Social Security was introduced in 1935 as a way to combat the elderly poverty rate, and experts agree that it has been successful. According to the Pew report, the poverty rate for the oldest households has decreased from 33 percent in 1967 to 11 percent in 2010.

However, in the same time period, the youngest households’ poverty rate increased from 12 percent to 22 percent. The reversal has shown the effectiveness of Social Security, said Menchik, but it has also led to calls to limit Social Security only to those who need it.

Fry attributed another factor of the gap to reductions in younger households’ safety net –essentially, welfare. Demographic changes, like the increase in single parent and minority householders, also play a role. Single parent households and Hispanics tend to have high poverty rates, he said.

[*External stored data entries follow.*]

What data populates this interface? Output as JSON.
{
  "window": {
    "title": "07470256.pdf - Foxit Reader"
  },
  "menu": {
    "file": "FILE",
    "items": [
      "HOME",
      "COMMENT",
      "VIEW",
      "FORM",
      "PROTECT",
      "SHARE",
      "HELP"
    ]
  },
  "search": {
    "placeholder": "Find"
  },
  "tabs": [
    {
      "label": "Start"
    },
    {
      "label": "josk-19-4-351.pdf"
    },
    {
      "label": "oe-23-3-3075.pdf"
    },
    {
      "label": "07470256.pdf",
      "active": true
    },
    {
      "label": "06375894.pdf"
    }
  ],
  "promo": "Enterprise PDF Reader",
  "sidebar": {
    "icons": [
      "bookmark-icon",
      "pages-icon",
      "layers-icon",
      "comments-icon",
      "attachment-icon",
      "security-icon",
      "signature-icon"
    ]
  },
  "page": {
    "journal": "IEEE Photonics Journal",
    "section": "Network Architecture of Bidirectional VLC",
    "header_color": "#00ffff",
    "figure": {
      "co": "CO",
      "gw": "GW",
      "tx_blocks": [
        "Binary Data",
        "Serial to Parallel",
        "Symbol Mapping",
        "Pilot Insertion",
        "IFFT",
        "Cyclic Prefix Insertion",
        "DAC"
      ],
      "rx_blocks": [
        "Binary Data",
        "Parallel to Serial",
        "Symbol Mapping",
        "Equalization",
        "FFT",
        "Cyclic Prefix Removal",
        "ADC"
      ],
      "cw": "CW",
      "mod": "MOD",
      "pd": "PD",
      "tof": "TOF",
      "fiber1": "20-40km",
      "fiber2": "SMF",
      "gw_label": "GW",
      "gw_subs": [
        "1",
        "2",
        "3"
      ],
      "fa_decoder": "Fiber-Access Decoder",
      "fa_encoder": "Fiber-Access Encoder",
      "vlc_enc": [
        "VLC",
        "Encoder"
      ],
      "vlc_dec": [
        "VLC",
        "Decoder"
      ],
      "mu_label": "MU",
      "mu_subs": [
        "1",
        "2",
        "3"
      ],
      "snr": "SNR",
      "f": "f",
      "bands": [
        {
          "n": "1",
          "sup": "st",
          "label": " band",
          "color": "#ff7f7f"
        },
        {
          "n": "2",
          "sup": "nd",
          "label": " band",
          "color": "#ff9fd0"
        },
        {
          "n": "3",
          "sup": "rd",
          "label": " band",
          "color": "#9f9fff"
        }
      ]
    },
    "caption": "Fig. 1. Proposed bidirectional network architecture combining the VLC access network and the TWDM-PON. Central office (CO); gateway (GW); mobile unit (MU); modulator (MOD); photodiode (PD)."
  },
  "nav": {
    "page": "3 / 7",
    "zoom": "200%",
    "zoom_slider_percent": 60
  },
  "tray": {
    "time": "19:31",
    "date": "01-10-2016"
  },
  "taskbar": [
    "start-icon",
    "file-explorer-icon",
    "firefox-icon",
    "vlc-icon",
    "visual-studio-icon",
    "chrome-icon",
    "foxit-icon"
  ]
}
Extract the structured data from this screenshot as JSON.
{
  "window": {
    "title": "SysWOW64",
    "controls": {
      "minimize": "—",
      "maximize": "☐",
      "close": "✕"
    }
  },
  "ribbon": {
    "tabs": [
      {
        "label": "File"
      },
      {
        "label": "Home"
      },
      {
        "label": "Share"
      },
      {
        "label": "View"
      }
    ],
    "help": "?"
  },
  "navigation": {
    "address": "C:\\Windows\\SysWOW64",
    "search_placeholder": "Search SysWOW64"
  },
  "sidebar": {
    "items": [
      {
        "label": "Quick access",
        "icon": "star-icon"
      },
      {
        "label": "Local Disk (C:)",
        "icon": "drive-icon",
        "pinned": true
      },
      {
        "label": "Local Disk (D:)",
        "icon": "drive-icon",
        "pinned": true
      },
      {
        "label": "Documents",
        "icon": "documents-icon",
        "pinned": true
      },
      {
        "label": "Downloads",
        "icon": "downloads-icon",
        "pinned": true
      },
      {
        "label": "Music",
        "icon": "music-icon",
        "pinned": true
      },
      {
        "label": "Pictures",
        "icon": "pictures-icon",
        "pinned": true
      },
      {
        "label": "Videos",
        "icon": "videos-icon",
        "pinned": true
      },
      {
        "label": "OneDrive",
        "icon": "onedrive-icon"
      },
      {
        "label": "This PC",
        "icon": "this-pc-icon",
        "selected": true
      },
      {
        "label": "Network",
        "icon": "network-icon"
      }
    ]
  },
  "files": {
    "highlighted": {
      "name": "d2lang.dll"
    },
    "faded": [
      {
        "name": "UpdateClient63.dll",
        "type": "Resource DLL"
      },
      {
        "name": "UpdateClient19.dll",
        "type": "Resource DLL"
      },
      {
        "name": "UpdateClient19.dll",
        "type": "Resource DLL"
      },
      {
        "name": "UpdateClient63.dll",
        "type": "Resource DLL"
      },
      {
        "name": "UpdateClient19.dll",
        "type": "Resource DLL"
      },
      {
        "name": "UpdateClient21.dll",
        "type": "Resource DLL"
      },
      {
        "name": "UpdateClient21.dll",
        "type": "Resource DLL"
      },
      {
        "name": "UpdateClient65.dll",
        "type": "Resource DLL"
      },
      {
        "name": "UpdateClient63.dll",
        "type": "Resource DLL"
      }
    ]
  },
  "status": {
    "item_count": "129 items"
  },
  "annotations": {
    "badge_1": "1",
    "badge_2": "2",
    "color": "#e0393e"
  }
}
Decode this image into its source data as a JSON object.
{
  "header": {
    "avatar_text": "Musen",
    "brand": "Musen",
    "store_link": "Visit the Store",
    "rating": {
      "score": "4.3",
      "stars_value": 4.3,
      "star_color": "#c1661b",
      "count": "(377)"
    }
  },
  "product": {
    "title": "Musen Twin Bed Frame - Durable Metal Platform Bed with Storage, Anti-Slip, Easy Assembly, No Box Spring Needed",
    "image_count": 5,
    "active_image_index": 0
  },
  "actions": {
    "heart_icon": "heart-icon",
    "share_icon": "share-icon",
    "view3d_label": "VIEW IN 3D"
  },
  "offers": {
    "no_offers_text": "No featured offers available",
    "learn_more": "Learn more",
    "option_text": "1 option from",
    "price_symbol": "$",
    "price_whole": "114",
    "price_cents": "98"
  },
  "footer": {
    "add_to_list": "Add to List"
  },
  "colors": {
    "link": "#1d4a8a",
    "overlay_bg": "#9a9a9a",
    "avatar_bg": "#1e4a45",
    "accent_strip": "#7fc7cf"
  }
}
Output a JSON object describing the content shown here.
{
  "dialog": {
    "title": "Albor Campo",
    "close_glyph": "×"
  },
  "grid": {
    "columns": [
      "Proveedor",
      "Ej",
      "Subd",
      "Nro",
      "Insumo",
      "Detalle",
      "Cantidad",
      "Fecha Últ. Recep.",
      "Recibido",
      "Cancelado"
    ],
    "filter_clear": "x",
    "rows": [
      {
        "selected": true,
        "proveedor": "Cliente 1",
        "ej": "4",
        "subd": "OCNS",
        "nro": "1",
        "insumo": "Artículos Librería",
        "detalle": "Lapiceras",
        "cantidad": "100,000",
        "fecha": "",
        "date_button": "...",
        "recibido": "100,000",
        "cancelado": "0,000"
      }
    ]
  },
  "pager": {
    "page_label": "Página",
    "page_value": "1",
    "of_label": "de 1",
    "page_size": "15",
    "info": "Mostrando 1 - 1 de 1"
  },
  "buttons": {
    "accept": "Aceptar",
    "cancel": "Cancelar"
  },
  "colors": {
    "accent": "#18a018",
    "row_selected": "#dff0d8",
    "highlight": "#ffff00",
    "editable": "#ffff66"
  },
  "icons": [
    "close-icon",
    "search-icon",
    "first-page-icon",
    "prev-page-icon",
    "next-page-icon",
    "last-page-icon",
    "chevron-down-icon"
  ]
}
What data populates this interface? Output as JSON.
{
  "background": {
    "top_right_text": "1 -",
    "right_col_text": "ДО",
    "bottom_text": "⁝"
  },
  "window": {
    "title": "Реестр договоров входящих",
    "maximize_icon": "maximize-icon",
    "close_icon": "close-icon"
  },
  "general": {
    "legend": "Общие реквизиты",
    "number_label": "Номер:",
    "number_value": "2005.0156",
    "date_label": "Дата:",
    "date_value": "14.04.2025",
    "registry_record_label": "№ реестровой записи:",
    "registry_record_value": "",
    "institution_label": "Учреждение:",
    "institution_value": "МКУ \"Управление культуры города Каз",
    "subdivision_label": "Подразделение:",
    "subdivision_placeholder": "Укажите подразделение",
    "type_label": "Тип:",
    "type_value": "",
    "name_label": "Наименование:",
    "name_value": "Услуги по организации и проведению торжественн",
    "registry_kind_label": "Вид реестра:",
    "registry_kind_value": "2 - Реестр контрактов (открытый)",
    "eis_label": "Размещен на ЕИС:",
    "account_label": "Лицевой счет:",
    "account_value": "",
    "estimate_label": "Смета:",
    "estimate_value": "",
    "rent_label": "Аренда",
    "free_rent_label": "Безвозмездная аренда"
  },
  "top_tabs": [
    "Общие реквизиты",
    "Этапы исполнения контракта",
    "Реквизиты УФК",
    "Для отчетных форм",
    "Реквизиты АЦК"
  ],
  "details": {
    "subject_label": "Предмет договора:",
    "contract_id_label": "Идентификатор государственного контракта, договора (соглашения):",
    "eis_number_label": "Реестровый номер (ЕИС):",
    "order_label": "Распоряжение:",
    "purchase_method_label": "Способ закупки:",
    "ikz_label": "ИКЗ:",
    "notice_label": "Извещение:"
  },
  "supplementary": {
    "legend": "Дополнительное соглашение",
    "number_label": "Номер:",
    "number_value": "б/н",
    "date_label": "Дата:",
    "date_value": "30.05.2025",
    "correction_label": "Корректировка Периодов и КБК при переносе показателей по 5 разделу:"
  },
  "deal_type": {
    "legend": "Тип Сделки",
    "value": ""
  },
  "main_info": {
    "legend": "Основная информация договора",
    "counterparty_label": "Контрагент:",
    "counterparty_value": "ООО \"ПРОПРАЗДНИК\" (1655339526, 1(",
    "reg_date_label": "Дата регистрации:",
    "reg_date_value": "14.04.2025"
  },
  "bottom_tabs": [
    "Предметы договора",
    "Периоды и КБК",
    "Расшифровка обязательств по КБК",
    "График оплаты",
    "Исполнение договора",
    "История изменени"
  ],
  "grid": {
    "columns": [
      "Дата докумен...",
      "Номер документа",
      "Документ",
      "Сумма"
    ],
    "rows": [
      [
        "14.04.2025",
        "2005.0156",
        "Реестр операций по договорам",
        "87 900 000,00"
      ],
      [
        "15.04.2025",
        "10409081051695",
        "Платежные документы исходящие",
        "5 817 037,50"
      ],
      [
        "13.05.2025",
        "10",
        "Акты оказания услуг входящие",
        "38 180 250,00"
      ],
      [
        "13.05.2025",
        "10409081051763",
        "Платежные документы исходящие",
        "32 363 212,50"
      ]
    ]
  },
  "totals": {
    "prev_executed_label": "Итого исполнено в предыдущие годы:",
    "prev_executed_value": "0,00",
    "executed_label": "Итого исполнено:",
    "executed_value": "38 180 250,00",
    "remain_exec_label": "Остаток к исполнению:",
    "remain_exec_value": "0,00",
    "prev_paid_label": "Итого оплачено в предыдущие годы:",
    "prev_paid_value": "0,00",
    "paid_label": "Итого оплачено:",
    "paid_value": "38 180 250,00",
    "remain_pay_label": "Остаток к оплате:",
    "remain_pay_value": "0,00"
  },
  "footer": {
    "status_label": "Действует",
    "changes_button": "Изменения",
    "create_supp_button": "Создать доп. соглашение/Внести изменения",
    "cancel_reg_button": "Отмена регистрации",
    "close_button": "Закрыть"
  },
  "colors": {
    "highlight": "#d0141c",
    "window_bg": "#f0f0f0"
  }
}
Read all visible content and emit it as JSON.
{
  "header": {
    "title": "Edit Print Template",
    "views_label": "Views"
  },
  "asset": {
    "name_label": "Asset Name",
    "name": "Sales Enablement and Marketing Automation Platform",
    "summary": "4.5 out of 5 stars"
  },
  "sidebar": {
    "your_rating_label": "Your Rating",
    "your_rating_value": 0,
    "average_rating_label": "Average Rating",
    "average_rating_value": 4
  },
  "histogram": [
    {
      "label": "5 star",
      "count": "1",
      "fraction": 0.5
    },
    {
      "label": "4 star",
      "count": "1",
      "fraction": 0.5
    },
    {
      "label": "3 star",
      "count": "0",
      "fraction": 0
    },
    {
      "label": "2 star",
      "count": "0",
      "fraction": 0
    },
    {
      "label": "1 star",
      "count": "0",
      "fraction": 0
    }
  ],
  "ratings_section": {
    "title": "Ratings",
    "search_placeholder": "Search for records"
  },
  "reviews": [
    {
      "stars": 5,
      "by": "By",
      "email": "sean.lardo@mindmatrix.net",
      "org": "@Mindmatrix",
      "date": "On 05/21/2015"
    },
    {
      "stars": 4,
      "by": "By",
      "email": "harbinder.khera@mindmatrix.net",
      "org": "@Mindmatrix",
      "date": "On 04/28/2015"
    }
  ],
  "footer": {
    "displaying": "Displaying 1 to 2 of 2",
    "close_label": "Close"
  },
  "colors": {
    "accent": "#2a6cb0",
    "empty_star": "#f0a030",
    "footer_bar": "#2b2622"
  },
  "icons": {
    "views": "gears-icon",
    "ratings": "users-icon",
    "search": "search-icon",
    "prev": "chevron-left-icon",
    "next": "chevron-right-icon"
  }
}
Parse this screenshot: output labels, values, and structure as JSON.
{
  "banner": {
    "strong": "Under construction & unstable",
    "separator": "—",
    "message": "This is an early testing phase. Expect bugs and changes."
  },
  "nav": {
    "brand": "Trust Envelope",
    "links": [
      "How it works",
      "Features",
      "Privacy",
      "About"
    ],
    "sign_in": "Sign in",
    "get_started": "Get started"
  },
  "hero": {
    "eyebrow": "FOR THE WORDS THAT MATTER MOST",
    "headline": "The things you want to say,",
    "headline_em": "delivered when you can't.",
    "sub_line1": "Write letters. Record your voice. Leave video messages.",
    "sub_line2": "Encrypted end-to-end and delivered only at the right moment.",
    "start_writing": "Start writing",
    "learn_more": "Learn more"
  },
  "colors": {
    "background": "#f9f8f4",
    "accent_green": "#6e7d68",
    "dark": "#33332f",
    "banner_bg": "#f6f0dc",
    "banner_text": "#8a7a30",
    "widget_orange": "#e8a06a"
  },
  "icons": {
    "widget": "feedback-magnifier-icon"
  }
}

Mounting college debt for younger households contributes to their decrease in wealth, with loans eating away at many graduates’ net worth. While having a college education has shown to increase a person’s wealth over time, tuition has risen so much that it has made wealth accumulation difficult, Ballard said.

Michigan is an example of rising college debt, indicated by a recent investigation by The Center for Michigan’s Bridge Magazine. Bridge found 12 of 15 Michigan’s public universities have higher net student costs than the median of similar universities nationwide. Michigan students pay more in loans ($1.8 billion) than the state pays for the entire higher education budget ($1.26 billion), according to Bridge.